The observability team in charge of maintaining the health of Goldman Sachs' new digital saving and lending platform Marcus had to quickly stand up a Splunk instance to monitor its logs and establish some key health metrics for its systems as the service quickly scaled.
Since launching in the UK in August last year, Marcus has amassed more than 250,000 UK users and £8 billion in deposits or savings. The digital-only platform is often referred to as a 'fintech' within the bank, as it was built in the cloud from scratch in just 11 months. The business was given the freedom to build key applications using microservices, operate a devops model and adopt best of breed cloud-native tools, predominantly from the Amazon Web Services (AWS) stack.
Speaking at Splunk's .conf event in Las Vegas last week Maria Loginova, VP of observability at Goldman Sachs, talked about how the financial services giant quickly implemented Splunk monitoring tools to maintain the health of its services ahead of launching Marcus.
Loginova heads up a six-person observability team which is responsible for the health of all systems at Marcus, including the all-important customer-impacting functions like account onboarding and loan origination.
So why did she choose Splunk over other logging tools like Sumo Logic or Loggly? The short answer is familiarity.
"I do have a long history with Splunk," she told Computerworld. "When I joined Marcus three years ago I ended up suggesting Splunk for logs as I knew it from previous roles and that it would answer the requirements."
Now, "Splunk is our central logging repository for investigations, SLA reporting, fraud detection and business intelligence, capacity planning, all those functions," she added.
Setting up their instance
The team at Marcus opted to quickly launch a Splunk instance for its AWS environment using a handy CloudFormation template.
"Me and my team needed to be up and running literally day one, because the developers started writing code and they needed Splunk for their logs," Loginova said. "It took us less than a day to set this up, which was super surprising. As we entered this whole new world of AWS we were able to stand up a working instance of Splunk in less than one day."
Naturally the implementation wasn't literally plug and play, but it was certainly pretty straightforward.
"Of course we took our time designing our production Splunk, we were following all of the best practices for infrastructure-as-code," she added. "We needed this to be resilient and fault tolerant, so we use auto scaling groups so that new components can come up if the old one's fail. We did the installation across the different availability zones."
Once everything had been defined it was simply a case of migrating the data from the CloudFormation into one large Splunk cluster and shutting down the the CloudFormation indexers.
This approach didn't last very long though. "Since we're putting both production and non-production data through the same pipes into the same cluster, we found that stuff done in development can actually negatively impact production," Loginova said.
As a result the team built a separate indexer cluster for non-production data, and a small dev replica of its production Splunk instance to run experiments on. Everything can still be viewed in one place, but the data is flowing through separate pipelines and stored in different Splunk indexers.
Building a KPI dashboard
One of the key projects for Loginova and her team was to build a master KPI-based dashboard for tracking the health of key services, like user login, or loan applications.

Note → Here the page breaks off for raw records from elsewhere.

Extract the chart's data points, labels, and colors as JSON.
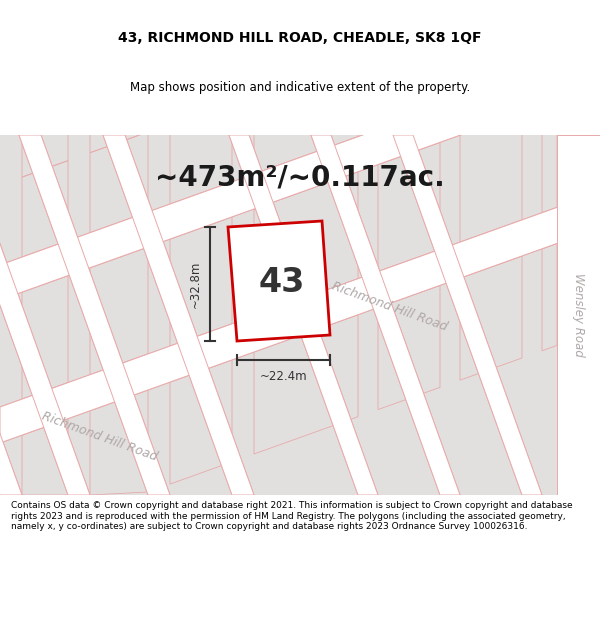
{
  "title": "43, RICHMOND HILL ROAD, CHEADLE, SK8 1QF",
  "subtitle": "Map shows position and indicative extent of the property.",
  "area_label": "~473m²/~0.117ac.",
  "number_label": "43",
  "width_label": "~22.4m",
  "height_label": "~32.8m",
  "map_bg": "#f0eeee",
  "block_fc": "#e2dfdf",
  "block_ec": "#e8aaaa",
  "road_fc": "#ffffff",
  "road_ec": "#e8aaaa",
  "plot_fc": "#ffffff",
  "plot_ec": "#cc0000",
  "plot_lw": 2.0,
  "dim_color": "#333333",
  "label_color": "#b0a8a8",
  "title_fontsize": 10,
  "subtitle_fontsize": 8.5,
  "area_fontsize": 20,
  "number_fontsize": 24,
  "dim_fontsize": 8.5,
  "road_label_fontsize": 9,
  "footnote_fontsize": 6.5,
  "wensley_road_label": "Wensley Road",
  "richmond_hill_road_label1": "Richmond Hill Road",
  "richmond_hill_road_label2": "Richmond Hill Road",
  "footnote": "Contains OS data © Crown copyright and database right 2021. This information is subject to Crown copyright and database rights 2023 and is reproduced with the permission of HM Land Registry. The polygons (including the associated geometry, namely x, y co-ordinates) are subject to Crown copyright and database rights 2023 Ordnance Survey 100026316."
}
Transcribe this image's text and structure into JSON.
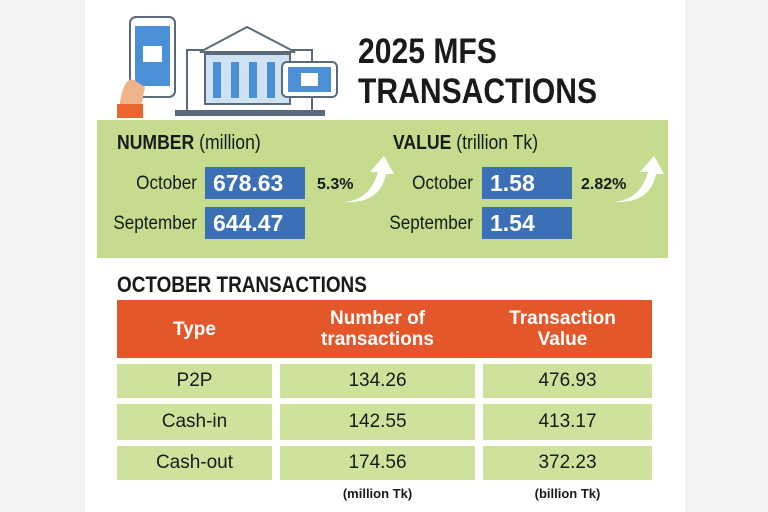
{
  "header": {
    "title_lines": [
      "2025 MFS",
      "TRANSACTIONS"
    ]
  },
  "summary": {
    "number": {
      "label": "NUMBER",
      "unit": "(million)",
      "change": "5.3%",
      "rows": [
        {
          "month": "October",
          "value": "678.63"
        },
        {
          "month": "September",
          "value": "644.47"
        }
      ]
    },
    "value": {
      "label": "VALUE",
      "unit": "(trillion Tk)",
      "change": "2.82%",
      "rows": [
        {
          "month": "October",
          "value": "1.58"
        },
        {
          "month": "September",
          "value": "1.54"
        }
      ]
    }
  },
  "table": {
    "title": "OCTOBER TRANSACTIONS",
    "header": [
      "Type",
      "Number of transactions",
      "Transaction Value"
    ],
    "rows": [
      [
        "P2P",
        "134.26",
        "476.93"
      ],
      [
        "Cash-in",
        "142.55",
        "413.17"
      ],
      [
        "Cash-out",
        "174.56",
        "372.23"
      ]
    ],
    "units": [
      "(million Tk)",
      "(billion Tk)"
    ]
  }
}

"We have a Python script that is scheduled to run via Splunk that pulls out those queries, checks if it's time for them to run or not – because some queries you might want to run them every minute, others you might want to run every hour – and kicks off those queries as they need to be run, puts the results back into the data store," she explained.
"So the dashboard is really quick to load, refreshes every minute and is super fast because it's not actually running any queries, just pulling the results out of the store. As a result we have this consolidated view of the high level functions and the KPIs that define its health."
Then if the team wants to investigate an issue it can dig in directly from this dashboard.
Investigating 503 errors
An issue that popped up early on in the firm's use of Splunk was a sudden spike in 503 errors being seen by the observability team during times of peak volume.
After investigating the problem, Loginova found a bottleneck at ingestion due to a default limit being set. Instead she set up persistent queuing using spare disk space, which resolved the issue.
However, this drastically slowed down data ingestion, with data taking as long as 13 minutes to appear for developers who had a service level agreement (SLA) in place of less than one minute latency.
By switching this queue to run in-memory and adjusting the default ingest levels there Loginova was able to finally resolve the issue.
In terms of key takeaways from the experiences of the Marcus team, Loginova spoke at length about the importance of establishing a "monitor of monitors" to track the Splunk environment.
"Anything on the ingestion side, search side, disk space coming up high, when the ingestion queues are starting to block. Monitoring this ourselves so that we can not only react to issues when they happen, but have an idea that we're breaching the capacity and react before it becomes an issue," she said.
It also requires a broad skill set from everyone on the team. "As a Splunk admin you really have a large range of things that you're involved with, you are sysadmin, you are a network admin, a developer – there are a lot of roles that you get to play and a lot of room for creativity," she said.
Lastly, Loginova said that although the organisation is happy with its monitoring setup, "there is no end to data analysis. Once you have the data in there there's so many things you want to do with it."
Next she wants to define a multi-region AWS clustering strategy and is also considering a switch from Splunk's on-premise Enterprise tool to the more managed Splunk Cloud service.